Question

How do you differentiate \[y = {\left( {\ln x} \right)^{\left( {\ln x} \right)}}\]?

Answer 1

Hint: In the given question, we have been given a logarithmic function. It has a base of Euler’s number, hence is the natural log. It has a natural log function raised to the power of the same, equal natural log function. We have to find the derivative of the given function. To do that, we need to know the function proper derivative of the given function.

Formula Used:
We are going to use the formula of first-order differentiation, which is,
\[\dfrac{{d\left( {{x^n}} \right)}}{{dx}} = n{x^{n - 1}}\]

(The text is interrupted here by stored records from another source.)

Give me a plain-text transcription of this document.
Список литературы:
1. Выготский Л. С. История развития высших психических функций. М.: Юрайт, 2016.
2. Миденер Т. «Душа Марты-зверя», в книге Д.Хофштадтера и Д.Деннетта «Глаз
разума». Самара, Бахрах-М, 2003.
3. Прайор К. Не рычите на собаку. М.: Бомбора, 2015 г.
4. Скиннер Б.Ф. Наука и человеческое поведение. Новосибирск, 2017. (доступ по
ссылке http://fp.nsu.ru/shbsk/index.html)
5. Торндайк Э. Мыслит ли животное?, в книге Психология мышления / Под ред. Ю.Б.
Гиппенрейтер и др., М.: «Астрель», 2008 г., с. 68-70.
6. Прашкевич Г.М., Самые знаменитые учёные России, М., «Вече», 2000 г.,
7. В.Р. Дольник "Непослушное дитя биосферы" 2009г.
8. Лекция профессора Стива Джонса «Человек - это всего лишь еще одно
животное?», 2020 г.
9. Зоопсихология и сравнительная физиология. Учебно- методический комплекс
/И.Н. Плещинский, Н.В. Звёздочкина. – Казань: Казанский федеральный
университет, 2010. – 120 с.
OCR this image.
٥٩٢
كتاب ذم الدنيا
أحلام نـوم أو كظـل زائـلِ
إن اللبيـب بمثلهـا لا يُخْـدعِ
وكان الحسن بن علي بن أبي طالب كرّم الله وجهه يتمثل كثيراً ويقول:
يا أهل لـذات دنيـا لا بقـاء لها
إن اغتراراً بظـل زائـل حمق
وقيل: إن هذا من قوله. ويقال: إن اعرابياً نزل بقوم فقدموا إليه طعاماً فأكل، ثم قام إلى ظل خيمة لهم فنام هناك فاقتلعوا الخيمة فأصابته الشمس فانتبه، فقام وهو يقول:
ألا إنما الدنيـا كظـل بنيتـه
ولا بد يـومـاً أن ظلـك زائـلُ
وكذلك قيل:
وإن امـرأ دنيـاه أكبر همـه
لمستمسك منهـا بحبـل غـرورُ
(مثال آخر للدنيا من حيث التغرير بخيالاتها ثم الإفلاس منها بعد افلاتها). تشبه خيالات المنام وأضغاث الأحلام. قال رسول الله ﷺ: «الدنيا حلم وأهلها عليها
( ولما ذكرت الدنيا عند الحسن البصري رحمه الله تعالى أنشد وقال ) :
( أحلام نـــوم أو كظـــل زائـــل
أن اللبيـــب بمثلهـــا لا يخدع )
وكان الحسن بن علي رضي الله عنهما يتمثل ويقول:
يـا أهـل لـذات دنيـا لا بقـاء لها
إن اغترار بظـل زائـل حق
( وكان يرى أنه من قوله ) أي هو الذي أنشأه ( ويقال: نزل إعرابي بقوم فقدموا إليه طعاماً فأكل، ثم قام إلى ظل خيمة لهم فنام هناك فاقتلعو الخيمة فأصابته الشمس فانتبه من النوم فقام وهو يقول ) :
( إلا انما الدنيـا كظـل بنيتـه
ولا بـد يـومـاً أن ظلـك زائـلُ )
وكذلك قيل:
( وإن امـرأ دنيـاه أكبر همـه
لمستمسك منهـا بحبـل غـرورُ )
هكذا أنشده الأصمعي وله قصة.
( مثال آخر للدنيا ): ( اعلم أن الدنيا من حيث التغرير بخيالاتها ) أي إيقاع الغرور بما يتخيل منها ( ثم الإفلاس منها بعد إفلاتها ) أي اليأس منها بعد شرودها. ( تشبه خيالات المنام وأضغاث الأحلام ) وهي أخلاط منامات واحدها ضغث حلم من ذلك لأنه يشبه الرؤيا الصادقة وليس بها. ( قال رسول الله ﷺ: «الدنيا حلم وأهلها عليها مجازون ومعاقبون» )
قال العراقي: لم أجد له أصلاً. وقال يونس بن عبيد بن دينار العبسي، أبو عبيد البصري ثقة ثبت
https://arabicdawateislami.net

Complete step by step answer:
We have to differentiate \[y = {\left( {\ln x} \right)^{\left( {\ln x} \right)}}\].
We are going to use the formula of first-order differentiation, which is,
\[\dfrac{{d\left( {{x^n}} \right)}}{{dx}} = n{x^{n - 1}}\]
\[\dfrac{{d\left( {{{\left( {\ln x} \right)}^{\left( {\ln x} \right)}}} \right)}}{{dx}} = \dfrac{{\left( {\ln x} \right).{{\left( {\ln x} \right)}^{\left( {\ln x} \right) - 1}}}}{x} = \dfrac{{{{\left( {\ln x} \right)}^{\left( {\ln x} \right)}}}}{x}\]

Additional Information:
The \[\log \] function has other basic properties too:
\[{\log _b}a = n \Rightarrow {b^n} = a\]
\[{\log _a}b = \dfrac{1}{{{{\log }_b}a}}\]
\[{\log _x}{x^n} = n\].

Note: In the given question, we had to find the derivative of a natural log function. For finding that, we only need to know the result we get after differentiating the natural log function, which is a standard result. So, it is really important that we know the formulae and where, when, and how to use them so that we can get the correct result.